Historiker und Wissenschaftler bezeichneten Solehahs Aussagen wiederholt als unlogisch und schädlich für das historische Verständnis.

James Chin, Asienforscher an der University of Tasmania, verwies darauf, dass sie mit ihren Theorien eine große Anhängerschaft in der malaiischen Gemeinschaft gewonnen habe. Einen Beitrag dazu hätten bereits rund 800.000 Menschen gesehen, schrieb Chin auf Facebook.
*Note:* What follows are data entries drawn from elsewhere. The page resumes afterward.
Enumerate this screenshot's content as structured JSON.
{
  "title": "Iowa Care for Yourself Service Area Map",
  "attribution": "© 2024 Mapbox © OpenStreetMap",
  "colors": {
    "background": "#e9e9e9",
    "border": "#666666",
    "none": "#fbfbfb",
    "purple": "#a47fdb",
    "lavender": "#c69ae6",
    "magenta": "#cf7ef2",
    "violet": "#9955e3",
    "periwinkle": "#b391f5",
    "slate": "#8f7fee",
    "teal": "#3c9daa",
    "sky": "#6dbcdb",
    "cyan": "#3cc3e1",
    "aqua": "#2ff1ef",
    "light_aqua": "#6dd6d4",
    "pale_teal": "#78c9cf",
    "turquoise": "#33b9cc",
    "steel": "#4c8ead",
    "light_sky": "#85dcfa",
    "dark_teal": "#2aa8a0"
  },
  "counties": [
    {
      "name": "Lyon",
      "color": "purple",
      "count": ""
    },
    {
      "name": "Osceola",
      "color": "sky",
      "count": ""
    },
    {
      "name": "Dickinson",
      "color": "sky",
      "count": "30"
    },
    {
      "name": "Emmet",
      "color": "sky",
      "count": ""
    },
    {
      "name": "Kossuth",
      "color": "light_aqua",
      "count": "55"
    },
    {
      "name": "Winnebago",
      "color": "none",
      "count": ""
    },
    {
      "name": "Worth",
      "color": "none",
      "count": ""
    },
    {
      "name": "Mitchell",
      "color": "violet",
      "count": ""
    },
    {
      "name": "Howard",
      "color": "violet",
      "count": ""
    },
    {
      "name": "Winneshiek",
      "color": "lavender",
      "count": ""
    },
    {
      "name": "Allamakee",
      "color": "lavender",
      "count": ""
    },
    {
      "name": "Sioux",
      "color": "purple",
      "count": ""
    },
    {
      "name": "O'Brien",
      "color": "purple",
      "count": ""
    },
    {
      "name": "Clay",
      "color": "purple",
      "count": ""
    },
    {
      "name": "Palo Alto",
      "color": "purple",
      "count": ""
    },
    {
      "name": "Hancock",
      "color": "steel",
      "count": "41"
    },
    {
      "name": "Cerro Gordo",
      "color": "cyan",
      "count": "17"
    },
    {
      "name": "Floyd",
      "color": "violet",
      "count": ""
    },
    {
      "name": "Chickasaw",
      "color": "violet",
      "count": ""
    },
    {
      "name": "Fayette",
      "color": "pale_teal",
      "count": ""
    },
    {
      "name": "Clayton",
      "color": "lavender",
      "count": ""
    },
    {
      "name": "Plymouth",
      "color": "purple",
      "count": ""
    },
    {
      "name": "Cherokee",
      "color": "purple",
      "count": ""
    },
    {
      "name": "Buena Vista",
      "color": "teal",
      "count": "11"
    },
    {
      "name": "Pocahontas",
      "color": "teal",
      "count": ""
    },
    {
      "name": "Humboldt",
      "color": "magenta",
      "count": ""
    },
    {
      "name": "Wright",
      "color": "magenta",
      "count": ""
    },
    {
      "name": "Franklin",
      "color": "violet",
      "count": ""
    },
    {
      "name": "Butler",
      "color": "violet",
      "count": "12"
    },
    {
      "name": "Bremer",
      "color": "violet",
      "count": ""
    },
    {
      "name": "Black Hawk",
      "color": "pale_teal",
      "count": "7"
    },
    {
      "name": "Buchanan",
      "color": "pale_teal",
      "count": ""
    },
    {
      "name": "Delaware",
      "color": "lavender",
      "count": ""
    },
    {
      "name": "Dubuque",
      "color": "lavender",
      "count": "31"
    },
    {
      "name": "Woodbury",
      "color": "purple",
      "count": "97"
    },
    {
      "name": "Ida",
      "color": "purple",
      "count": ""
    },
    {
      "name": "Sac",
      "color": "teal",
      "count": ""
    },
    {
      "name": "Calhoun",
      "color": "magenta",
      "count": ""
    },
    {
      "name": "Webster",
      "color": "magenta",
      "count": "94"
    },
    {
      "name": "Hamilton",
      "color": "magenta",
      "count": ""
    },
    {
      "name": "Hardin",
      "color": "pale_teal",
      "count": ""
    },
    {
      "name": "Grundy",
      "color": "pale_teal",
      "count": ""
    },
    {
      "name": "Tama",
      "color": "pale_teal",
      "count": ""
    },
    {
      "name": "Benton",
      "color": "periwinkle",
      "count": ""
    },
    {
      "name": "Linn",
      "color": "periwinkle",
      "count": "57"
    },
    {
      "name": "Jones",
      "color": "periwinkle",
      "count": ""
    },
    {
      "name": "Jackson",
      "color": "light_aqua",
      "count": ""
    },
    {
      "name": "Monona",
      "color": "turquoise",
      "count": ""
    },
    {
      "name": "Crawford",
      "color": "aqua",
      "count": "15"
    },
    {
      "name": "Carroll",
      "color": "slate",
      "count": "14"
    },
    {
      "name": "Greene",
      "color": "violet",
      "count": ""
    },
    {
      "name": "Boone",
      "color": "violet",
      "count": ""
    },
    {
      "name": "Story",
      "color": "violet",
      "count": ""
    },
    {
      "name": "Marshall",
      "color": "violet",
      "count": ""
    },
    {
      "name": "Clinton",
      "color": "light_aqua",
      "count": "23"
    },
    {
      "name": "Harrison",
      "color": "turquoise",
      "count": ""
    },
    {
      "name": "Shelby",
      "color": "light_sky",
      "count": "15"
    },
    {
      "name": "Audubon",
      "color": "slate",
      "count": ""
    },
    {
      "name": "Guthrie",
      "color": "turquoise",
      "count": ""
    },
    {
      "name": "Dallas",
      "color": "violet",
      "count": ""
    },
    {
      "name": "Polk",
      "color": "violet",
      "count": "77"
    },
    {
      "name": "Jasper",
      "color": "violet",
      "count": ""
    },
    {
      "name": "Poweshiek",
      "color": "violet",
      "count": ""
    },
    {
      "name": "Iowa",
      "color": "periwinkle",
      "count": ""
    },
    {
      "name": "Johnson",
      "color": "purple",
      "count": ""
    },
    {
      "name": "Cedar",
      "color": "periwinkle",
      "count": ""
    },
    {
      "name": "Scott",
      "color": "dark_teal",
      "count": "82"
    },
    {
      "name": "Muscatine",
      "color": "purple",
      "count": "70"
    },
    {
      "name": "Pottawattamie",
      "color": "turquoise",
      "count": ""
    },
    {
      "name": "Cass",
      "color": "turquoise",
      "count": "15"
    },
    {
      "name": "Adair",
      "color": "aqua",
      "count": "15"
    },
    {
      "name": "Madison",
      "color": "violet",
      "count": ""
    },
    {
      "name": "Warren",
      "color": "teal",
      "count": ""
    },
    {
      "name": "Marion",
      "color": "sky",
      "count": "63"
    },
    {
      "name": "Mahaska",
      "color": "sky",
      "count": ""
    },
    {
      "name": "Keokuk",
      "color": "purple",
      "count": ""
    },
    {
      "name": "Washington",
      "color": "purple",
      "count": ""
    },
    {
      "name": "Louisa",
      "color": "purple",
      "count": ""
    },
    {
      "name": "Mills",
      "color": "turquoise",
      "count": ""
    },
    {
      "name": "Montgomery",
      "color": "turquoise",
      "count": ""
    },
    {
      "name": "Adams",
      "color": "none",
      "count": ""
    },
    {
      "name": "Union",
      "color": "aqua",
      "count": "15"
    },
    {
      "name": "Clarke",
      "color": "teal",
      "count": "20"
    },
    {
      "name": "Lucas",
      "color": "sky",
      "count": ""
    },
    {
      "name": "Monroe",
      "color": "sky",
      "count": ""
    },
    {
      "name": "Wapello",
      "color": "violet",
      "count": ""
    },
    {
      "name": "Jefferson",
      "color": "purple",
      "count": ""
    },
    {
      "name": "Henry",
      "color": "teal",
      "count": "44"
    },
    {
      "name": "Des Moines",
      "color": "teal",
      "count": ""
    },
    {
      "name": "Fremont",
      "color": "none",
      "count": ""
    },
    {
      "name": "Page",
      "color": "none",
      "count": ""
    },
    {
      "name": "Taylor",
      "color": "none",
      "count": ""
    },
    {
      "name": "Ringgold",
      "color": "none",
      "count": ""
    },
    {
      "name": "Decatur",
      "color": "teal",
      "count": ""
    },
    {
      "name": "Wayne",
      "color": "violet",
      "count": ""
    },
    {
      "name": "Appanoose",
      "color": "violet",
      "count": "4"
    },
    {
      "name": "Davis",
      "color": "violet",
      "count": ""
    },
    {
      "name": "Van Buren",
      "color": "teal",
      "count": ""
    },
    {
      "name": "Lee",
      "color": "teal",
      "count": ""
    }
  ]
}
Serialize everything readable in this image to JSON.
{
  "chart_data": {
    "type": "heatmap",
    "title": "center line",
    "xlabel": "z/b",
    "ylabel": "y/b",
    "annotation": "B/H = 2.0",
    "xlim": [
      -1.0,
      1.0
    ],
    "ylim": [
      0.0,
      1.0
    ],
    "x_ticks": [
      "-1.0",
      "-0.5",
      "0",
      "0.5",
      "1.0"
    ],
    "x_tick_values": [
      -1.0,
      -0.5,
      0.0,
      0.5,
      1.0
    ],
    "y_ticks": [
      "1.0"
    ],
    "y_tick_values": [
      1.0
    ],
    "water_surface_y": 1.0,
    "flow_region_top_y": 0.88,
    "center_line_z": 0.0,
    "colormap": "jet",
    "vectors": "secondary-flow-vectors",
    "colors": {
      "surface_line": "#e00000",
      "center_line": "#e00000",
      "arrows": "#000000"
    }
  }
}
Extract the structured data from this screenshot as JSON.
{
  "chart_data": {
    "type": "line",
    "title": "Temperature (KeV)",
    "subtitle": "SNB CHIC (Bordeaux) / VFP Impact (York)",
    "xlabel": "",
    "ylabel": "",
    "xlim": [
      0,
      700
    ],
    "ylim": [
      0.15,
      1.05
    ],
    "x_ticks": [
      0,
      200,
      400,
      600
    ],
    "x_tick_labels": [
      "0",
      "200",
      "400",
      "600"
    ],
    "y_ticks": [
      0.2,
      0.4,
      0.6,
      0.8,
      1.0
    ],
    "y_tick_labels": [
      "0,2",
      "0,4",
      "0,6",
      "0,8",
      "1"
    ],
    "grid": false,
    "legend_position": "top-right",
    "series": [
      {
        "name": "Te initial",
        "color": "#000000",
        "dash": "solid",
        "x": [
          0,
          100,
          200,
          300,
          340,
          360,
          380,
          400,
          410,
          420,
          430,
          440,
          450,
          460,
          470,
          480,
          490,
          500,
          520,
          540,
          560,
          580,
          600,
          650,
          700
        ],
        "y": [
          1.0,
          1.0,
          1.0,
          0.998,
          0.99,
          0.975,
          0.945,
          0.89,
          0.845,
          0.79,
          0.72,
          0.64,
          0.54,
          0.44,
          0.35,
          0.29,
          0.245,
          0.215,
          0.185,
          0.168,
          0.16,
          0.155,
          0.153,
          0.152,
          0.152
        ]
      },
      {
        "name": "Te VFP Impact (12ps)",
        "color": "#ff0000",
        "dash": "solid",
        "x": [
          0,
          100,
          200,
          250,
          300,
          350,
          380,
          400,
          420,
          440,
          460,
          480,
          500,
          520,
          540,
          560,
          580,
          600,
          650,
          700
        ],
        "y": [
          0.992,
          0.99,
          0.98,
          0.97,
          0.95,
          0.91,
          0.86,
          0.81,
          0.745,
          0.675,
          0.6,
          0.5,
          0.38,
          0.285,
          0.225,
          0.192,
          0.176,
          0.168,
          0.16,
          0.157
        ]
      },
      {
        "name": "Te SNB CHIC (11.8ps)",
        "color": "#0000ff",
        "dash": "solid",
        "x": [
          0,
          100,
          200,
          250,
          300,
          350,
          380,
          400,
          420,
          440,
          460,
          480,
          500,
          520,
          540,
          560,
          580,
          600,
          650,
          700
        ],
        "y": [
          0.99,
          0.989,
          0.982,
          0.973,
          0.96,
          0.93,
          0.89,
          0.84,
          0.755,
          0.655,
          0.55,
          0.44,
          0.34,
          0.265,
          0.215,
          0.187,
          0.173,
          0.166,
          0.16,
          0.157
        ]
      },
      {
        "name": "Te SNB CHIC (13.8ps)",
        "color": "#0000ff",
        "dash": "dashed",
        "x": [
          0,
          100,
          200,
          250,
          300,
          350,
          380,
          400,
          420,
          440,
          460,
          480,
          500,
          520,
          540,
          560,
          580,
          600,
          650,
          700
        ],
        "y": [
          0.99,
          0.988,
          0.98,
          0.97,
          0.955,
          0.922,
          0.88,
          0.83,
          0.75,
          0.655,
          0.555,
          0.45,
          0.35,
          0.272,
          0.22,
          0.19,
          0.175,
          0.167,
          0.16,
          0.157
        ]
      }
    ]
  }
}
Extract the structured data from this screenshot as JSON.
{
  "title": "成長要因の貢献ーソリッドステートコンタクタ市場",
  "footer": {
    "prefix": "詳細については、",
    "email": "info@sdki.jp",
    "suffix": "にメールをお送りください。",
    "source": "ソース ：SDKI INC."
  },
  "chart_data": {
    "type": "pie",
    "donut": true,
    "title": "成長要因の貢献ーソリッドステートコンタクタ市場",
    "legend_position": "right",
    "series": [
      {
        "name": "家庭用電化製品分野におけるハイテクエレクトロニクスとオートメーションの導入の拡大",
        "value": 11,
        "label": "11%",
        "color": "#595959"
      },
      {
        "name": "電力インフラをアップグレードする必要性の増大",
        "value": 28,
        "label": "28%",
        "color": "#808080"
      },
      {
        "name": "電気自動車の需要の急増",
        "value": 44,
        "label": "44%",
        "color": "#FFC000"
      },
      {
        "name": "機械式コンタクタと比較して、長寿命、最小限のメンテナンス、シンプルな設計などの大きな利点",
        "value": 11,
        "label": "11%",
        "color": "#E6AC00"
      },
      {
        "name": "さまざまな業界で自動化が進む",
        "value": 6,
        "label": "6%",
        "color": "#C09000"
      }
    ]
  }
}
Bezahlte Kreuzfahrten zu ihren Theorien

Nach Angaben von Chin bietet Solehah zudem kostenpflichtige Bootstouren an, die auf ihren Theorien aufbauen. Am 24. Juni bewarb sie sich als Rednerin für die viertägige Islamic Civilisation Voyage 3.0, eine Kreuzfahrt von Port Klang nach Phuket vom 30. November bis 3. Dezember. Für Seminare verlange sie rund 200 US-Dollar.

„Diese Kreuzfahrten sind eigens darauf ausgelegt, ihre Forschungsergebnisse zu bestätigen, indem sie die Passagiere zu genau den Orten bringen, die ihre Behauptungen stützen sollen. Ich mache keine Witze“, erklärte Chin am 12. August.

Chin unterstützte die Entscheidung der Universität. Es sei bemerkenswert, dass die IIUM erst wegen des Gegenwinds in sozialen Medien gehandelt habe, sagte er This Week in Asia.

Professorin wehrt sich gegen die Entlassung

Solehah selbst wehrt sich nun vor Malaysias Arbeitsgericht gegen ihre Entlassung und wirft der Universität Unprofessionalität vor, wie die South China Morning Post berichtete.

Dem Portal Free Malaysia Today sagte sie, das Hochschulministerium habe ihr noch einen Tag vor dem Rauswurf eine Auszeichnung im Rahmen des Malaysia Research Assessment verliehen.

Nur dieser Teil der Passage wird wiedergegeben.